Scales of JusticeAs we appreciate the historical significance of the Fourteenth Amendment throughout May, we can consider two lesser-known figures.  This is first the story of a man named John born in Kentucky in 1833 to a slaveholding family. His father was a loyal Whig political leader and lawyer, who served both in Congress and as Kentucky’s attorney general. The father wished the same political stature for his sons, and named this particular son for his favorite Supreme Court justice. This son indeed followed in his father’s footsteps, even attending law school before it was standard to a legal career. It wasn’t long thereafter that he himself was elected attorney general of Kentucky. Although John strongly supported efforts to keep Kentucky in the Unionleading up to the Civil War, he was staunchly opposed to the Emancipation Proclamation. But since the Proclamation only applied to rebel states and not Kentucky, he continued to be responsible for his family’s slaves after his father’s death. His pro-Union, pro-slavery position was politically precarious, and he lost his bid for the US Senate in 1867, as well as his bid to remain attorney general of Kentucky.

John retreated from politics into his law practice, but he was quietly undergoing a philospical metamorphosis. Specifically, he began championing ideas of racial equality which he had previously scorned.  Now affiliating himself with the Republican party, he soon embraced both the Thirteenth and Fourteenth Amendments.  His passionate campaign speeches helped bring about the election of Rutherford B. Hayes in 1876, which led to his appointment by President Hayes to the Supreme Court in 1877. Thus began the epic high court career of John Marshall Harlan, with his reputation as the Court’s “great dissenter.” His famous dissents included the lone ones in both the Civil Rights Cases (1883) and Plessy vs.
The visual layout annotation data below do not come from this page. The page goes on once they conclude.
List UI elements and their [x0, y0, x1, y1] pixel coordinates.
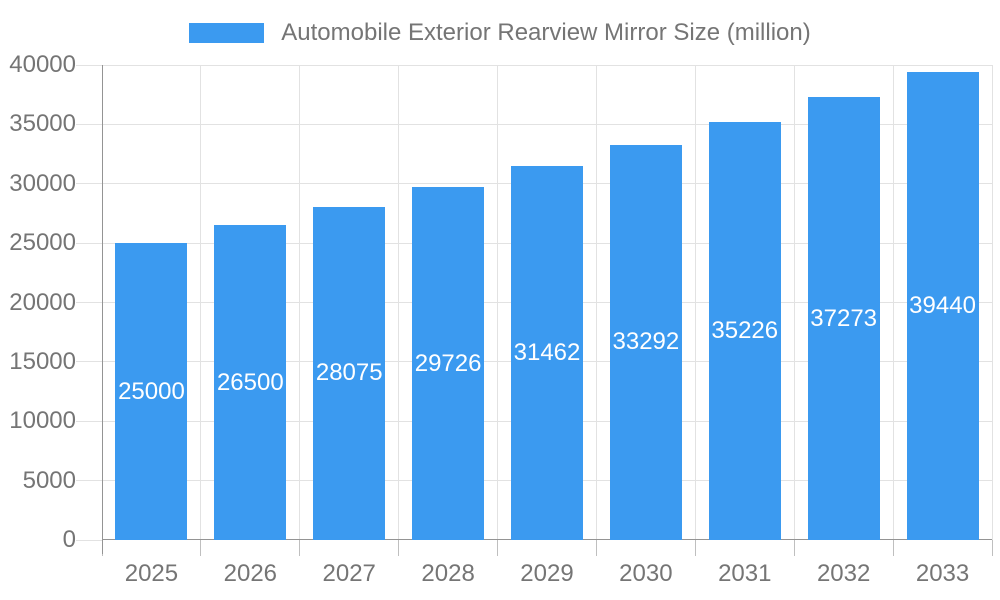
plot-area: 25000 26500 28075 29726 31462 33292 35226 37273… — [76, 64, 993, 556]
x-tick-label: 2027 — [322, 560, 376, 587]
legend-swatch — [189, 23, 265, 43]
y-tick-label: 20000 — [9, 288, 76, 316]
bar-value-label: 28075 — [315, 359, 383, 387]
x-tick-label: 2029 — [520, 560, 574, 587]
bar-value-label: 31462 — [513, 339, 581, 367]
y-tick-label: 5000 — [22, 466, 76, 494]
bar[interactable]: 25000 — [115, 243, 188, 540]
x-gridline — [497, 65, 499, 540]
x-gridline — [793, 65, 795, 540]
y-tick-label: 10000 — [9, 407, 76, 435]
bar[interactable]: 39440 — [906, 71, 979, 540]
x-axis-tick — [398, 540, 400, 556]
bar[interactable]: 35226 — [708, 121, 781, 540]
legend-label: Automobile Exterior Rearview Mirror Size… — [281, 19, 811, 46]
x-gridline — [398, 65, 400, 540]
bar-value-label: 29726 — [414, 349, 482, 377]
x-tick-label: 2031 — [718, 560, 772, 587]
y-gridline — [76, 64, 992, 66]
x-gridline — [892, 65, 894, 540]
x-axis-tick — [299, 540, 301, 556]
x-gridline — [694, 65, 696, 540]
x-gridline — [595, 65, 597, 540]
bar-value-label: 37273 — [810, 304, 878, 332]
x-tick-label: 2033 — [915, 560, 970, 587]
x-tick-label: 2032 — [816, 560, 871, 587]
bar[interactable]: 33292 — [609, 144, 682, 540]
x-axis-tick — [991, 540, 993, 556]
x-axis-tick — [694, 540, 696, 556]
x-tick-label: 2028 — [421, 560, 475, 587]
x-axis-tick — [793, 540, 795, 556]
x-axis-tick — [892, 540, 894, 556]
x-axis-tick — [200, 540, 202, 556]
bar[interactable]: 28075 — [313, 206, 386, 540]
y-axis-line — [102, 65, 103, 554]
y-tick-label: 40000 — [9, 51, 76, 78]
x-tick-label: 2025 — [124, 560, 179, 587]
x-gridline — [299, 65, 301, 540]
bar-value-label: 39440 — [909, 291, 976, 319]
y-tick-label: 0 — [62, 526, 76, 553]
x-axis-tick — [595, 540, 597, 556]
bar-value-label: 26500 — [216, 368, 284, 396]
bar[interactable]: 37273 — [807, 97, 880, 540]
y-tick-label: 15000 — [9, 347, 76, 375]
y-tick — [76, 539, 102, 541]
y-gridline — [76, 123, 992, 125]
bar-value-label: 33292 — [612, 328, 680, 356]
y-tick-label: 25000 — [9, 229, 76, 257]
y-tick-label: 35000 — [9, 110, 76, 138]
y-tick-label: 30000 — [9, 169, 76, 197]
bar-value-label: 25000 — [118, 377, 185, 405]
x-axis-tick — [497, 540, 499, 556]
x-tick-label: 2026 — [223, 560, 278, 587]
x-tick-label: 2030 — [619, 560, 673, 587]
bar[interactable]: 26500 — [214, 225, 287, 540]
chart-legend[interactable]: Automobile Exterior Rearview Mirror Size… — [0, 19, 1000, 47]
x-gridline — [991, 65, 993, 540]
bar[interactable]: 31462 — [511, 166, 583, 540]
bar-value-label: 35226 — [711, 316, 779, 344]
x-gridline — [200, 65, 202, 540]
bar[interactable]: 29726 — [412, 187, 485, 540]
Ferguson (1896). We may see his opinions as heroic in our age, and indeed, his Plessy dissent was later regarded by a young Thurgood Marshall as his “bible” as he argued the case that led to the historic Brown vs. Board of Education decision.  But Harlan was considered by his peers and contemporaries a contrary and eccentric  justice.

John Marshall Harlan’s dramatic political turnabout may be cause for speculation, but this Smithsonian article presents an interesting theory. John grew up in the presence of a “light-skinned, blue-eyed” slave named Robert, who was believed to be John’s half-brother. Indeed, John’s father treated Robert as his son, which he likely was. Robert grew up to have a keen business sense, operating both a barbershop and a grocery store in the 1840’s. The proceeds of these ventures allowed him to buy his own freedom when he was thirty-two. Robert traveled from place to place after the war, amassing a fortune in real estate and other ventures. He also became involved in Republican politics, and President Chester A. Arthur appointed him to the U.S. Treasury as a special agent. In 1886 he was elected a state representative. He and John stayed in contact throughout his life. It’s plausible that Robert’s quiet but dramatic success may have inspired John’s evolution into an early champion of racial equality. Robert James Harlan died one year after the Plessy decision. Justice John Marshall Harlan remained on the Supreme Court until his death in 1911.